In 1590 a party of military raided the Abbey and arrested five friars, three of whom died in captivity.
Again in 1601, on October 3rd, the eve of St. Francis’ Day, the church and friary were burned; six friars were arrested and incarcerated in the castle of Ballymore, twenty miles away.
Strangely, some friars escaped and returned within three months and started to restore the gutted buildings. A local poet, from nearby Leney, described the tragic spectacle of the ruins as translated by Edward Packenham, Earl of Longford:
“O House of Friars, lonely dost thou stand,
and few there are who cross thy threshold now,
who once had faithful friends at thy command!
Why should destruction fall on such as thou?”
In 1604 the friary was again raided and burned. Four friars were captured and two escaped who quickly returned to continue the work of restoration. However, for the next twenty years, raids continued, friars were arrested and imprisoned. This period was described by the friar historian, living at that time, Donagh Mooney, as ‘a theatre of persecution’.
Yet, a Provincial Chapter of the friars was held in the friary in 1626 and Brother Micheál Ó Cléirigh, a friar and chief of the Four Masters, visited the friary and copied the Book of Cúchonnacht Ó Dálaigh, a manuscript already five hundred years old.
In 1646, a visitor to the Abbey recorded the presence of thirty friars, including novices.
However this first half of the 1600s ended tragically when in 1651 ‘the friars of Multyfarnham were all scattered’. The friars all left after the Cromwellian onslaught but continued to live at Knightswood, a mile from the friary, until they were expelled from there in 1698.
Religious life went on however as they lived in a thatched cottage, very near the ruined Abbey until around 1830.
RESTORATION OF CHURCH AND FRIARY
The church was partially restored in 1827 as we see from the plaque in the south wall of Our Lady’s chapel. Afterwards Fr Anselm Conway, Guardian, built a solid three storey friary in 1839 and the friars returned from the cottage on the western side of the river Gaine, where they had lived for 125 years.
The friars opened a Franciscan College to foster vocations to the Order in 1896 and the church was renovated extensively once more. The retired Bishop of Meath, Dr. Gaffney was, at his own request, buried in the Abbey church.
The lovely Way of the Cross was completed on both sides of the river Gaine in the Abbey grounds in 1942.
The friary church as we see it now, was newly restored, starting in October 1973, according to its original design and in the light of the liturgical guidelines of the Church during Vatican II. Some ancient monuments from the cemetery nearby were also fixed to the walls within the church at this time. This led to a decision in 1975 to rebuild the ancient choir area or Blessed Sacrament Chapel which we may admire with its special features today.
The grounds of the friary are regularly sought out by people in search of solitude and an opportunity to pray with the rather unique Way of the Cross. The more than life-size figures were planned by a previous Guardian of the Abbey, Fr. Camillus Courtney and designed by Neff Brothers of Cork City.

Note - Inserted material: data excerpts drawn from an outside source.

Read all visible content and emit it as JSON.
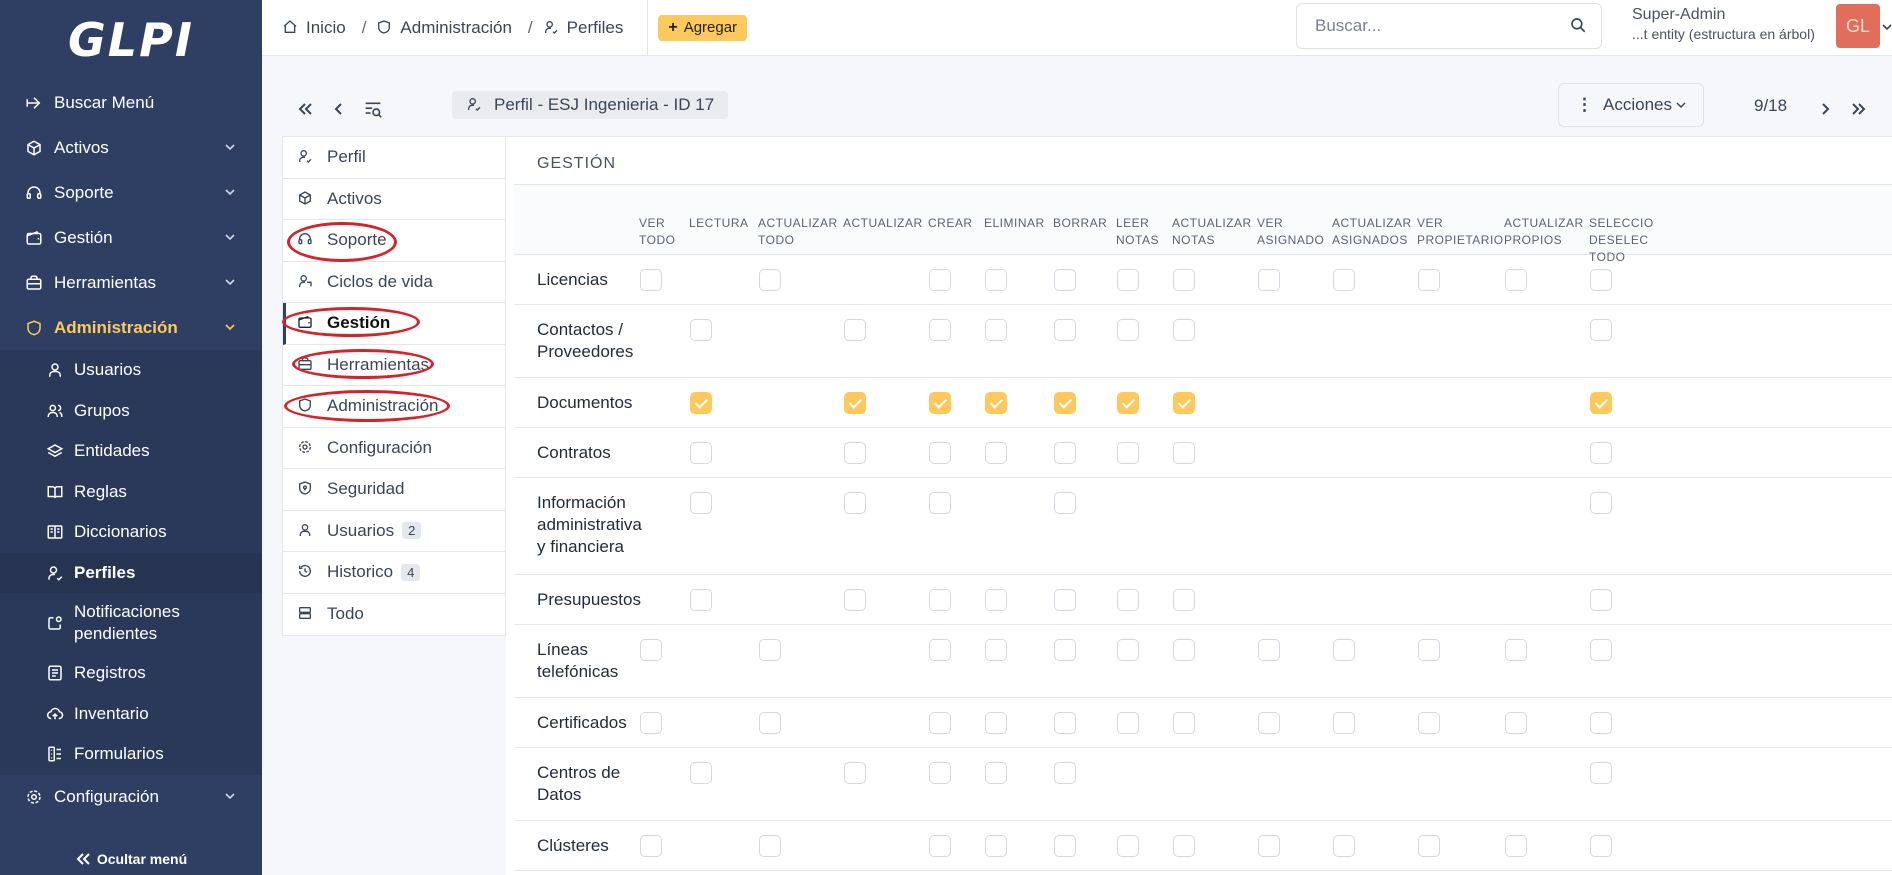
{
  "sidebar": {
    "logo": "GLPI",
    "items": [
      {
        "label": "Buscar Menú",
        "icon": "arrow-right-icon"
      },
      {
        "label": "Activos",
        "icon": "box-icon"
      },
      {
        "label": "Soporte",
        "icon": "headset-icon"
      },
      {
        "label": "Gestión",
        "icon": "wallet-icon"
      },
      {
        "label": "Herramientas",
        "icon": "briefcase-icon"
      },
      {
        "label": "Administración",
        "icon": "shield-icon"
      },
      {
        "label": "Configuración",
        "icon": "gear-icon"
      }
    ],
    "subitems": [
      {
        "label": "Usuarios",
        "icon": "user-icon"
      },
      {
        "label": "Grupos",
        "icon": "users-icon"
      },
      {
        "label": "Entidades",
        "icon": "layers-icon"
      },
      {
        "label": "Reglas",
        "icon": "book-icon"
      },
      {
        "label": "Diccionarios",
        "icon": "book-open-icon"
      },
      {
        "label": "Perfiles",
        "icon": "user-check-icon"
      },
      {
        "label": "Notificaciones pendientes",
        "icon": "notification-icon"
      },
      {
        "label": "Registros",
        "icon": "logs-icon"
      },
      {
        "label": "Inventario",
        "icon": "cloud-upload-icon"
      },
      {
        "label": "Formularios",
        "icon": "forms-icon"
      }
    ],
    "hide_label": "Ocultar menú"
  },
  "topbar": {
    "crumbs": [
      "Inicio",
      "Administración",
      "Perfiles"
    ],
    "add_label": "Agregar",
    "search_placeholder": "Buscar...",
    "user_name": "Super-Admin",
    "user_entity": "...t entity (estructura en árbol)",
    "avatar_initials": "GL"
  },
  "record": {
    "title": "Perfil -  ESJ Ingenieria - ID 17",
    "actions_label": "Acciones",
    "pager": "9/18"
  },
  "tabs": [
    {
      "label": "Perfil",
      "icon": "user-icon"
    },
    {
      "label": "Activos",
      "icon": "box-icon"
    },
    {
      "label": "Soporte",
      "icon": "headset-icon"
    },
    {
      "label": "Ciclos de vida",
      "icon": "user-cycle-icon"
    },
    {
      "label": "Gestión",
      "icon": "wallet-icon"
    },
    {
      "label": "Herramientas",
      "icon": "briefcase-icon"
    },
    {
      "label": "Administración",
      "icon": "shield-icon"
    },
    {
      "label": "Configuración",
      "icon": "gear-icon"
    },
    {
      "label": "Seguridad",
      "icon": "shield-lock-icon"
    },
    {
      "label": "Usuarios",
      "icon": "user-icon",
      "badge": "2"
    },
    {
      "label": "Historico",
      "icon": "history-icon",
      "badge": "4"
    },
    {
      "label": "Todo",
      "icon": "stack-icon"
    }
  ],
  "section": {
    "title": "GESTIÓN",
    "columns": [
      "VER\nTODO",
      "LECTURA",
      "ACTUALIZAR\nTODO",
      "ACTUALIZAR",
      "CREAR",
      "ELIMINAR",
      "BORRAR",
      "LEER\nNOTAS",
      "ACTUALIZAR\nNOTAS",
      "VER\nASIGNADO",
      "ACTUALIZAR\nASIGNADOS",
      "VER\nPROPIETARIO",
      "ACTUALIZAR\nPROPIOS",
      "SELECCIO\nDESELEC\nTODO"
    ],
    "rows": [
      {
        "label": "Licencias",
        "cells": [
          0,
          null,
          0,
          null,
          0,
          0,
          0,
          0,
          0,
          0,
          0,
          0,
          0,
          0
        ]
      },
      {
        "label": "Contactos /\nProveedores",
        "cells": [
          null,
          0,
          null,
          0,
          0,
          0,
          0,
          0,
          0,
          null,
          null,
          null,
          null,
          0
        ]
      },
      {
        "label": "Documentos",
        "cells": [
          null,
          1,
          null,
          1,
          1,
          1,
          1,
          1,
          1,
          null,
          null,
          null,
          null,
          1
        ]
      },
      {
        "label": "Contratos",
        "cells": [
          null,
          0,
          null,
          0,
          0,
          0,
          0,
          0,
          0,
          null,
          null,
          null,
          null,
          0
        ]
      },
      {
        "label": "Información\nadministrativa\ny financiera",
        "cells": [
          null,
          0,
          null,
          0,
          0,
          null,
          0,
          null,
          null,
          null,
          null,
          null,
          null,
          0
        ]
      },
      {
        "label": "Presupuestos",
        "cells": [
          null,
          0,
          null,
          0,
          0,
          0,
          0,
          0,
          0,
          null,
          null,
          null,
          null,
          0
        ]
      },
      {
        "label": "Líneas\ntelefónicas",
        "cells": [
          0,
          null,
          0,
          null,
          0,
          0,
          0,
          0,
          0,
          0,
          0,
          0,
          0,
          0
        ]
      },
      {
        "label": "Certificados",
        "cells": [
          0,
          null,
          0,
          null,
          0,
          0,
          0,
          0,
          0,
          0,
          0,
          0,
          0,
          0
        ]
      },
      {
        "label": "Centros de\nDatos",
        "cells": [
          null,
          0,
          null,
          0,
          0,
          0,
          0,
          null,
          null,
          null,
          null,
          null,
          null,
          0
        ]
      },
      {
        "label": "Clústeres",
        "cells": [
          0,
          null,
          0,
          null,
          0,
          0,
          0,
          0,
          0,
          0,
          0,
          0,
          0,
          0
        ]
      }
    ]
  },
  "colors": {
    "sidebar_bg": "#2f3f64",
    "accent": "#fec95c",
    "annotation": "#d3232b"
  }
}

Many come ‘to do the Stations’, frequenting this old church as their forebears did long ago, to worship God and in thanksgiving for their Catholic faith, so courageously defended and witnessed to by the friars and the local people over the long years between 1540 and 1829, the year Catholic Emancipation was decreed in the Westminster parliament.
The poem already referred to, perhaps had a glimpse of the future restoration in the lines:
“And though this pleasant place hath known the hour
When might of greedy men afflicts it sore,
There comes a time that frees it from their power,
Thy holy house shall lonely stand no more”.
THE CHURCH RESTORED
Visiting the restored church one could look out for some features:
* The central altar and beyond the tower arch, the Blessed Sacrament chapel with the striking stained glass window in the background.
* The tabernacle, focal point of the chapel, represents, in copper, a stalk of wheat with the ripening ear, designed and executed by David King. Surrounding the tabernacle is a millstone from the bank of the river Drowes, used for years to grind corn for the farmers of Sligo, Leitrim and Donegal. The four limestone columns originally belonged to the Nugent family of Donore, always staunch defenders of the friars here.
* The stained glass window catches some of the history of the Abbey: the burning of the friary in 1601; a Franciscan priest in brown habit offering Mass in the open, surrounded by the faithful; rays from the Host shine on the friar scribe on the left and the friar preacher on the right. The Spirit shines down on the Eucharistic words: ‘Hoc est Corpus Meum’ – ‘This is My Body’. The window, made from hand-made glass, is the work of David King.
* The four windows of the chapel depict the story of the Children of Lir, a story which bridges the transition between the old Celtic religion and the new Christian faith. The story is about the four children of Lir, who were changed into four swans by their cruel step-mother, jealous of their father’s love for his children. According to the legend, the four swans spent 900 years on three waters: Lake Derravaragh close to the friary, the waters between Ireland and Scotland and the waters off Mayo in the Atlantic Ocean. There the children were rescued and baptised by a hermit Macaomhóg off Inis Gluaire, in the bay of Erris.
* St. Anthony’s shrine was recently re-designed with a new statue of the saint, executed by Fr. Joe Walsh, ofm who also executed the modern statue of St. Francis.
* In the first recess of the Lady Chapel is a traditional Irish image of Mary carved from Nigerian wood by Desmond Warren. The colouring of the statue was done in the classic monastic style of the 14th century by Fergal O’Farrell.
* Notice also the four ceramic plaques in the church, honouring St. Francis, St. Clare, St. Oliver Plunkett and the Venerable Matt Talbot, designed and executed by Mrs Chris Kelly.